La rivalutazione della figura dell'uomo favorì una presa di coscienza del suo ruolo e del suo senso di responsabilità anche all'interno della storia. Nel campo della filosofia politica il Cinquecento si inaugura così con due opere quasi contemporanee: Il Principe di Niccolò Machiavelli (1513) e L'Utopia di Tommaso Moro (1516). Il realismo di Machiavelli e l'utopismo di Moro, per la loro opposizione e diversità di intenti, possono essere assunti come i due poli fondamentali entro cui si svolge l'intera riflessione politica rinascimentale. Machiavelli in particolare può essere considerato il fondatore della teoria della "ragion di stato": al centro della sua ricerca c'è esclusivamente l'azione politica, dall'orizzonte della quale egli tende a escludere ogni altra considerazione religiosa, morale o filosofica. Il suo impegno finalizzato alla costruzione di un potere saldo ed efficiente  si inserisce nell'ideale rinascimentale di opporre la volontà e la responsabilità umana al dominio del caso e alle incognite della storia. Nella situazione politica italiana, divisa in tante signorie e anomala rispetto al resto d'Europa dove assistiamo invece alla formazione degli stati unitari e alla loro lenta trasformazione in stati assoluti, l'italiano Machiavelli fu paradossalmente un precursore del pensiero politico moderno.

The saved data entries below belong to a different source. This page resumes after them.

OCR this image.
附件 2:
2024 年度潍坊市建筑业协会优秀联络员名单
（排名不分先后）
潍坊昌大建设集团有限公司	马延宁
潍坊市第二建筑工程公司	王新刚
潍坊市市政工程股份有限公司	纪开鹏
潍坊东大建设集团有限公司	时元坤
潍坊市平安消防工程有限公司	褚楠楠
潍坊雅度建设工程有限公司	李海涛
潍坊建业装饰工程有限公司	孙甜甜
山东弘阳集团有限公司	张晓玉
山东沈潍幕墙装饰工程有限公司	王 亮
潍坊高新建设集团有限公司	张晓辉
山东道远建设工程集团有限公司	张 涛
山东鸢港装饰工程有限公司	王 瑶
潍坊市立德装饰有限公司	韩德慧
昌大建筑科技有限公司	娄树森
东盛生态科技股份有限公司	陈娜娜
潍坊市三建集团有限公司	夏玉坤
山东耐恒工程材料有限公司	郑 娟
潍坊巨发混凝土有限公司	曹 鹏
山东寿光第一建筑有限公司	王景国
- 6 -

L'ideale machiavellico di uno stato forte fu tuttavia respinto da Guicciardini, secondo cui il terreno politico rimaneva luogo di scontro di forze puramente individuali (di qui quel suo atteggiamento di affidarsi al proprio particulare, inteso come tornaconto e utile personale). Nella seconda metà del Cinquecento si assistette inoltre alla contrapposizione tra assolutisti (il più importante dei quali fu Jean Bodin), e i cosiddetti Monarcomachi, animati invece da un'irriducibile avversione al potere del re. Tra le filosofie politiche tardo-rinascimentali troviamo poi il giusnaturalismo dell'olandese Ugo Grozio (che affrontò tra l'altro problemi di diritto internazionale), e infine le utopie di Francesco Bacone e del già ricordato Campanella.

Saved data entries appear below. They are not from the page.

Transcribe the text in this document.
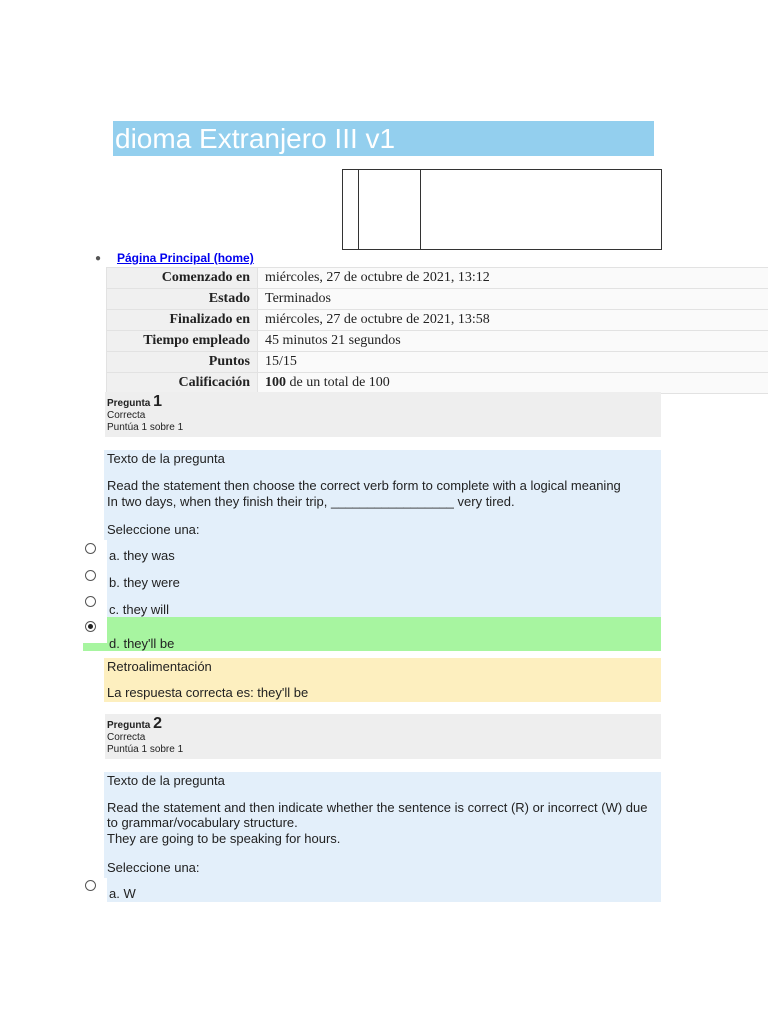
dioma Extranjero III v1
● Página Principal (home)
Comenzado en	miércoles, 27 de octubre de 2021, 13:12
Estado	Terminados
Finalizado en	miércoles, 27 de octubre de 2021, 13:58
Tiempo empleado	45 minutos 21 segundos
Puntos	15/15
Calificación	100 de un total de 100
Pregunta 1
Correcta
Puntúa 1 sobre 1
Texto de la pregunta
Read the statement then choose the correct verb form to complete with a logical meaning
In two days, when they finish their trip, _________________ very tired.
Seleccione una:
a. they was
b. they were
c. they will
d. they'll be
Retroalimentación
La respuesta correcta es: they'll be
Pregunta 2
Correcta
Puntúa 1 sobre 1
Texto de la pregunta
Read the statement and then indicate whether the sentence is correct (R) or incorrect (W) due
to grammar/vocabulary structure.
They are going to be speaking for hours.
Seleccione una:
a. W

La concezione maggiormente individualistica dell'essere umano, comune peraltro a tutto l'Umanesimo, assunse una particolare importanza anche nella fede religiosa, dove mentre da un lato ci furono casi di paganesimo di ritorno, dall'altra assistiamo a un nuovo fervore della devozione cristiana. Il rapporto del singolo individuo con Dio divenne spesso più importante di quello con la Chiesa come istituzione. In questo panorama si inserisce la Riforma di Martin Lutero (1483-1546), di Calvino (1509-1564), e di Zwingli (1484-1531); ma anche all'interno del cattolicesimo vi furono numerose istanze di rinnovamento, si pensi ad esempio alle figure di Girolamo Savonarola (1452-1498), o di Erasmo da Rotterdam (1466-1536). Quest'ultimo in particolare polemizzò contro Lutero poiché vedeva nella sua negazione della libertà umana una posizione nettamente in contrasto con la mentalità umanista e rinascimentale.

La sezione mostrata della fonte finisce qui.